Penulis: Dr. Hayu Prabowo | Ketua LPLH-SDA MUI sekaligus Fasilitator Nasional IRI Indonesia
RADARINDONESIANEWS.COM, JAKARTA– Pada tanggal 30 November, para pemimpin dari seluruh penjuru dunia berkumpul di Konvensi Kerangka Kerja PBB mengenai Perubahan Iklim di Dubai untuk menangani masalah-masalah mendesak.
Pertemuan penting yang dikenal sebagai COP 28 ini diadakan di tengah upaya kita melawan perubahan iklim.
Urgensinya sangat jelas. Meskipun kita telah mengakui kerentanan iklim selama hampir 30 tahun, kita masih belum berhasil mengendalikan kenaikan suhu hingga 1,5°C di atas suhu pada masa pra-industri.
Laporan dari Panel Antarpemerintah tentang Perubahan Iklim (IPCC) menyoroti keparahan situasi ini, sehingga menjadikan tahun 2023 berpotensi menjadi tahun terpanas dalam sejarah.

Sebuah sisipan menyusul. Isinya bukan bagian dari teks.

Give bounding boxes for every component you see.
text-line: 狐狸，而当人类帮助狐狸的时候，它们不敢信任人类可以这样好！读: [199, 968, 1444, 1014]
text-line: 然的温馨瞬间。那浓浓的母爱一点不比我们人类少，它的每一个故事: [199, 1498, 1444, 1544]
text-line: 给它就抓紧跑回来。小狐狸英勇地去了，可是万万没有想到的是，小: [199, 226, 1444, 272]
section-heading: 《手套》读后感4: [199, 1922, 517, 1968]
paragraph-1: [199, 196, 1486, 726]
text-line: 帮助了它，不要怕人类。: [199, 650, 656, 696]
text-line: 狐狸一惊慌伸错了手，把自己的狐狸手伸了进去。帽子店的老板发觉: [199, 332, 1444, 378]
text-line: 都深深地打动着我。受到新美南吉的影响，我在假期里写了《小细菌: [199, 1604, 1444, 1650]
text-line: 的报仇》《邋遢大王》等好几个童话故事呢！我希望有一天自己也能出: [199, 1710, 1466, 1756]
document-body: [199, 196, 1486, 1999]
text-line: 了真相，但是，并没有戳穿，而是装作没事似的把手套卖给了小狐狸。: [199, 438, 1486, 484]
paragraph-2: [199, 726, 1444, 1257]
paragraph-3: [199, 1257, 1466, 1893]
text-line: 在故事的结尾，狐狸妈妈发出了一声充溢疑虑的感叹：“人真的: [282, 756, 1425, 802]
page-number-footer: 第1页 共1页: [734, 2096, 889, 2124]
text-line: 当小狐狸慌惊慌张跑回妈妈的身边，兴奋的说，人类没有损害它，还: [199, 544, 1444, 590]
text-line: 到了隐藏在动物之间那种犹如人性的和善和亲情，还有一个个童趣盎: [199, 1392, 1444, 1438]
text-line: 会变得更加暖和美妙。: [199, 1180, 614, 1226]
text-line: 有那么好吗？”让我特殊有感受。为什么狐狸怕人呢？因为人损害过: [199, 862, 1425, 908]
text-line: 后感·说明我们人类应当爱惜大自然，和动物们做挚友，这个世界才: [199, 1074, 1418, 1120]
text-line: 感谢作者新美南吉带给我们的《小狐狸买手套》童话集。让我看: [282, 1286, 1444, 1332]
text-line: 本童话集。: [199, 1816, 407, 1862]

Meskipun telah ada peringatan mengenai keadaan darurat iklim, masih ada harapan untuk mengendalikan perubahan iklim dan mengurangi dampak buruknya. Kunci dari solusi-solusi ini adalah pelestarian hutan tropis, sebuah strategi yang efektif dan efisien.
Penebangan hutan tropis tidak hanya melepaskan karbon yang tersimpan pada hutan tersebut tetapi juga melemahkan kemampuan alam untuk menyerapnya. Meskipun janji dan komitmen global mengakui pentingnya peran hutan tropis, deforestasi masih terus terjadi, yang memperburuk krisis iklim.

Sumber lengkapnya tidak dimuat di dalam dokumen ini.